TV and digital have been on a collision course for years, but they are finally meeting head-on. TV advertisers are buying networks’ streaming video (OTT) inventory. Digital advertisers are investing in addressable TV. And both are converging within connected TV. However, the increasing parity between TV and digital is not without its headaches, as advertisers on either side try to understand the ongoing merger of the two channels. Brand and agency execs gathered at Digiday’s Future of TV Summit in Palm Springs, California, to discuss the opportunities and challenges as the future of TV advertising draws closer.

What we learned:
The future of TV demands a dictionary
What are we talking about when we talk about the future of TV? No one is really sure. Terms like OTT and connected TV are often used interchangeably, even though OTT refers to a method of delivering content (via the internet) and connected TV refers to a device to which that content is delivered (via an internet-connected device hooked up or built into a TV). Addressability is another confusing term. Some define it broadly as targeted advertising, but its truer definition is targeting ads at the household level. This linguistic limbo may seem inconsequential, but a lack of lingua franca can introduce or reinforce barriers and curtail investment.

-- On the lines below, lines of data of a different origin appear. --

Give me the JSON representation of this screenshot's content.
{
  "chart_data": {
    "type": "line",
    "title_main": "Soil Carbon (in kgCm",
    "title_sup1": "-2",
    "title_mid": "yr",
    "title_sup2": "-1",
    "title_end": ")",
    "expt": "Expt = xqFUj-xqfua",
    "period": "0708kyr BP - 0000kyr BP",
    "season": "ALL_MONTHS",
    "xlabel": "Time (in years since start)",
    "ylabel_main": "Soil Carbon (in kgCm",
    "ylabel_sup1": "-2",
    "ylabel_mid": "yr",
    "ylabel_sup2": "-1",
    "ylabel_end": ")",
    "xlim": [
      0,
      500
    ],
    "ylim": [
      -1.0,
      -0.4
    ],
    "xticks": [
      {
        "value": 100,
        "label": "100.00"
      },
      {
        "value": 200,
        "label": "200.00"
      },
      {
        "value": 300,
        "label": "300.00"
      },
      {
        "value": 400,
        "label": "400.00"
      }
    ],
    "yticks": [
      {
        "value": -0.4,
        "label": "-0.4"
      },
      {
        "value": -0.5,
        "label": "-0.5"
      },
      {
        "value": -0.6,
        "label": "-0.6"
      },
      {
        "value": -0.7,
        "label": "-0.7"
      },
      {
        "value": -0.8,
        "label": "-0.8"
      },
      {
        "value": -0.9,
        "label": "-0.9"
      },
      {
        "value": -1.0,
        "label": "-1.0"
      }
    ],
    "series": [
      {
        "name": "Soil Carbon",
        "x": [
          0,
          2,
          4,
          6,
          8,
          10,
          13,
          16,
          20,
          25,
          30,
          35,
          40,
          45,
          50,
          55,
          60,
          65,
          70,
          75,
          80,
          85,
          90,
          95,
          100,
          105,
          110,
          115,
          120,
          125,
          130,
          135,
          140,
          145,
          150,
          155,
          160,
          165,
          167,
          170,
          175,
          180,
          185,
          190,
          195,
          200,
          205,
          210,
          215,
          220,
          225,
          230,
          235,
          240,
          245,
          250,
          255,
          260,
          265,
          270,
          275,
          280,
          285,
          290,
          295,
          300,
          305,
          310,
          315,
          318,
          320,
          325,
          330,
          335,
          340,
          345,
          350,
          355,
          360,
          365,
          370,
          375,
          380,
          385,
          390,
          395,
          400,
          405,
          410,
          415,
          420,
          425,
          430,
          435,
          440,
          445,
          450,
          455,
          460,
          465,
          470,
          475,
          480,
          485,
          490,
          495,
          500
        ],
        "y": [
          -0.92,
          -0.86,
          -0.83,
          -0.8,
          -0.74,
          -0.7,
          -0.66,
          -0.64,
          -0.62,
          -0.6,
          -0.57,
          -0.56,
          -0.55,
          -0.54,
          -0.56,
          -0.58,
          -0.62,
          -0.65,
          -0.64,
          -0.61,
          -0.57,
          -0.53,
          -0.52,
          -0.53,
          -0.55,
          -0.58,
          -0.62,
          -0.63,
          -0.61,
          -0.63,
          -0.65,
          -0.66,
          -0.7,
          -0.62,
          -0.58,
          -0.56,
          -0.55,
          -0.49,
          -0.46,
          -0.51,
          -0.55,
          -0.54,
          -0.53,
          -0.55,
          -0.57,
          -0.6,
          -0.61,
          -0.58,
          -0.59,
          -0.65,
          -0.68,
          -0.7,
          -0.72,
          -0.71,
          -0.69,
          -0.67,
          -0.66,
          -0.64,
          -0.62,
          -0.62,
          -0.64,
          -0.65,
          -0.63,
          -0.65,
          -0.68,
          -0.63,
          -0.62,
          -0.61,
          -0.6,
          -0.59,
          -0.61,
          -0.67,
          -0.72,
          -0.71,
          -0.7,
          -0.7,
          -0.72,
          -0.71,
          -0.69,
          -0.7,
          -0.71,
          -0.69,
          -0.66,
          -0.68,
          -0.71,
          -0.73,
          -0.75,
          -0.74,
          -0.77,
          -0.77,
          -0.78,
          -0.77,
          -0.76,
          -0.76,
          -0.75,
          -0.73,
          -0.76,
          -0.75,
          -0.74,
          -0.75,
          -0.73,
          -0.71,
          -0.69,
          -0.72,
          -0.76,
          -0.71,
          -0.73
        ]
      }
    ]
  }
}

  • The TV and digital video ad industry is overrun with ill-defined jargon that can overcomplicate an already complex marketplace.
  • This language barrier can obscure advertisers’ understanding of emerging opportunities like OTT and addressable TV to the point of impeding investment.

Bottom line: As TV and digital converge within connected TV, the industry needs to establish a baseline of terms to aid education and avoid ad dollars being lost in translation.